Vídeo da marca de produtos para limpezas da P&G, exibido no big game de 2018, é apontado como um dos mais inovadores da história da final

Luiz Gustavo Pacete
28 de janeiro de 2020 - 6h00

 

Kiko Mattoso, criativo brasileiro que participou do anúncio: “criar para o Super Bowl é bem extenuante porque são rodadas e mais rodadas explorando diferentes territórios” (Crédito: Reprodução)

O ano de 2018 foi emblemático para a P&G em Cannes. Na ocasião, a empresa levou vários leões para a casa em função do sucesso do vídeo “It’s a Tide Ad” que foi ao ar no intervalo do Super Bowl. Para os profissionais consultados por Meio & Mensagem sobre as campanhas mais inovadoras da final da NFL nos últimos anos, o “It’s a Tide Ad” está na lembrança da maioria e por motivos distintos. Ao usar a metalinguagem e falar da publicidade utilizando a própria publicidade, Tide conseguiu, naquele ano, se destacar em meio a uma disputa acirrada por atenção.
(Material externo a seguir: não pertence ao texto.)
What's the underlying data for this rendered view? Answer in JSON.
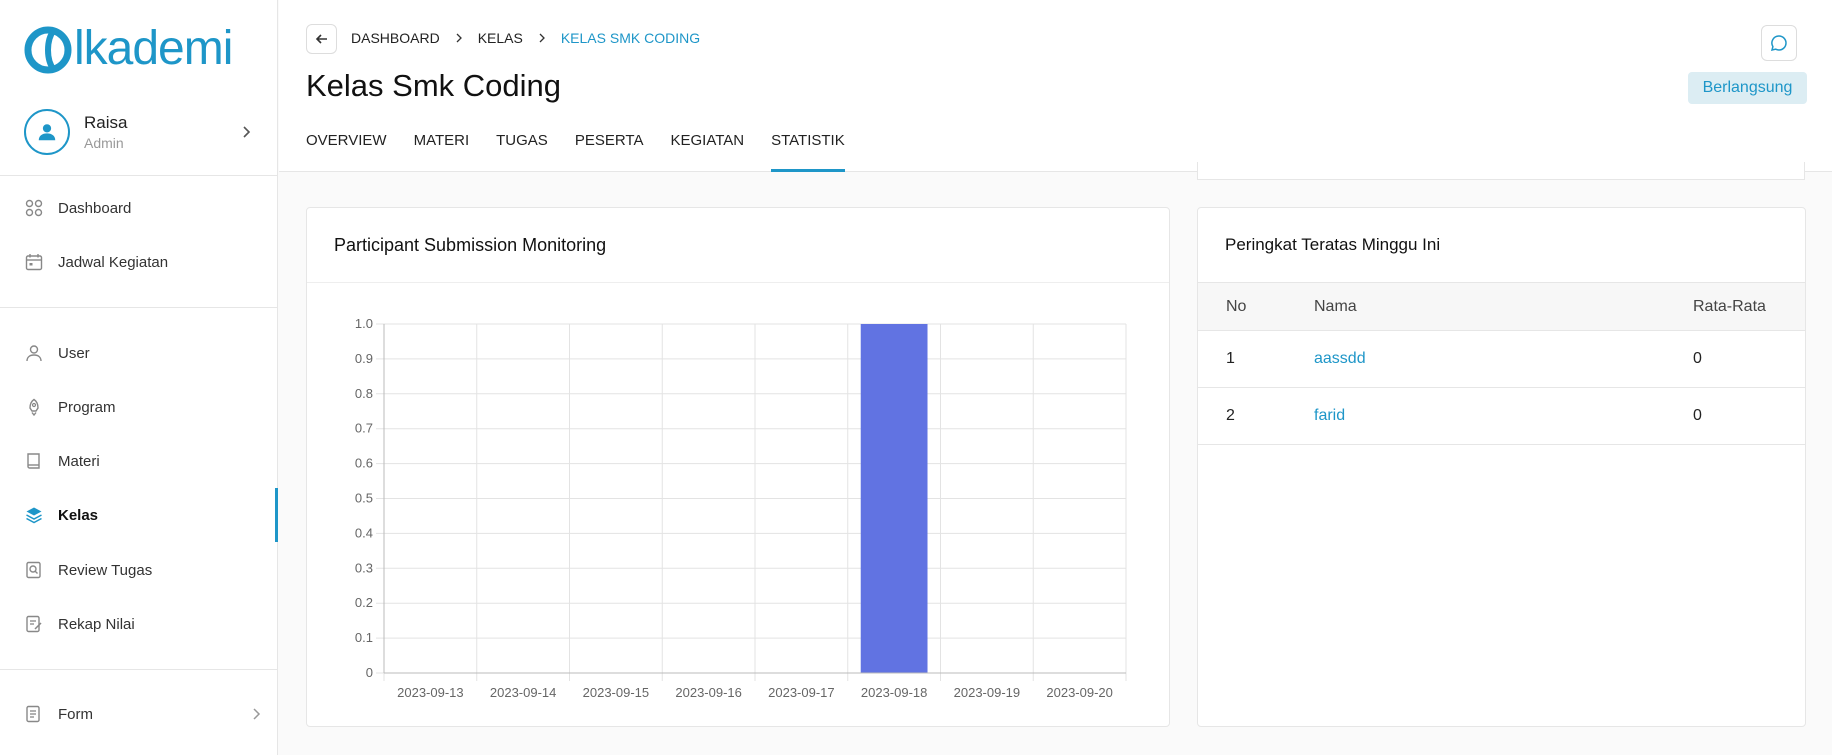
{
  "app": {
    "logo_text": "lkademi",
    "logo_color": "#1e96c8"
  },
  "user": {
    "name": "Raisa",
    "role": "Admin"
  },
  "sidebar": {
    "items": [
      {
        "label": "Dashboard",
        "icon": "grid-icon"
      },
      {
        "label": "Jadwal Kegiatan",
        "icon": "calendar-icon"
      },
      {
        "label": "User",
        "icon": "user-icon"
      },
      {
        "label": "Program",
        "icon": "rocket-icon"
      },
      {
        "label": "Materi",
        "icon": "book-icon"
      },
      {
        "label": "Kelas",
        "icon": "layers-icon",
        "active": true
      },
      {
        "label": "Review Tugas",
        "icon": "search-doc-icon"
      },
      {
        "label": "Rekap Nilai",
        "icon": "edit-doc-icon"
      },
      {
        "label": "Form",
        "icon": "form-icon"
      }
    ]
  },
  "breadcrumb": {
    "items": [
      "DASHBOARD",
      "KELAS",
      "KELAS SMK CODING"
    ]
  },
  "page": {
    "title": "Kelas Smk Coding",
    "status": "Berlangsung"
  },
  "tabs": [
    "OVERVIEW",
    "MATERI",
    "TUGAS",
    "PESERTA",
    "KEGIATAN",
    "STATISTIK"
  ],
  "active_tab": "STATISTIK",
  "chart_card": {
    "title": "Participant Submission Monitoring"
  },
  "chart_data": {
    "type": "bar",
    "categories": [
      "2023-09-13",
      "2023-09-14",
      "2023-09-15",
      "2023-09-16",
      "2023-09-17",
      "2023-09-18",
      "2023-09-19",
      "2023-09-20"
    ],
    "values": [
      0,
      0,
      0,
      0,
      0,
      1.0,
      0,
      0
    ],
    "ylim": [
      0,
      1.0
    ],
    "yticks": [
      "0",
      "0.1",
      "0.2",
      "0.3",
      "0.4",
      "0.5",
      "0.6",
      "0.7",
      "0.8",
      "0.9",
      "1.0"
    ],
    "bar_color": "#6173e2",
    "grid": true
  },
  "ranking": {
    "title": "Peringkat Teratas Minggu Ini",
    "columns": [
      "No",
      "Nama",
      "Rata-Rata"
    ],
    "rows": [
      {
        "no": "1",
        "nama": "aassdd",
        "rata": "0"
      },
      {
        "no": "2",
        "nama": "farid",
        "rata": "0"
      }
    ]
  }
}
Felix Del Valle, CCO da Ogilvy, explica que o comercial teve uma premissa básica de hackear a atenção e o espaço de todos os outros anúncios exibidos naquela final. “Dizendo que todos os comerciais eram um ‘Tide Ad’, eles conseguiram expandir o impacto tendo em vista que cada anúncio daquele break que mostrasse alguém de roupa limpa também seria considerado um comercial de Tide”. Rafael Donato, CCO da David, entende que esse comercial teve uma capacidade de expandir o alcance da marca e André Marques, CCO da WMcCann, ressalta a escala do conteúdo. “Essa campanha trolou o formato clichê de anúncios de outras indústrias para vender sabão. Muita diversão e leveza numa categoria que há tempos não impactava com uma mensagem.”, diz Marques.

Kiko Mattoso, diretor criativo na TBWA\Chiat\Day, e um dos brasileiros que participou da criação da campanha, afirma que o briefing era “fazer algo melhor do que a campanha do ano anterior, o ‘Bradshaw Stain’, que já havia rendido 10 leões em Cannes, ou seja, a barra já tava na lua. Um job como o do Super Bowl é bem extenuante porque são rodadas e mais rodadas explorando diferentes territórios, experimentado todo tipo de ideia para garantir que o resultado final vai ser o melhor possível.”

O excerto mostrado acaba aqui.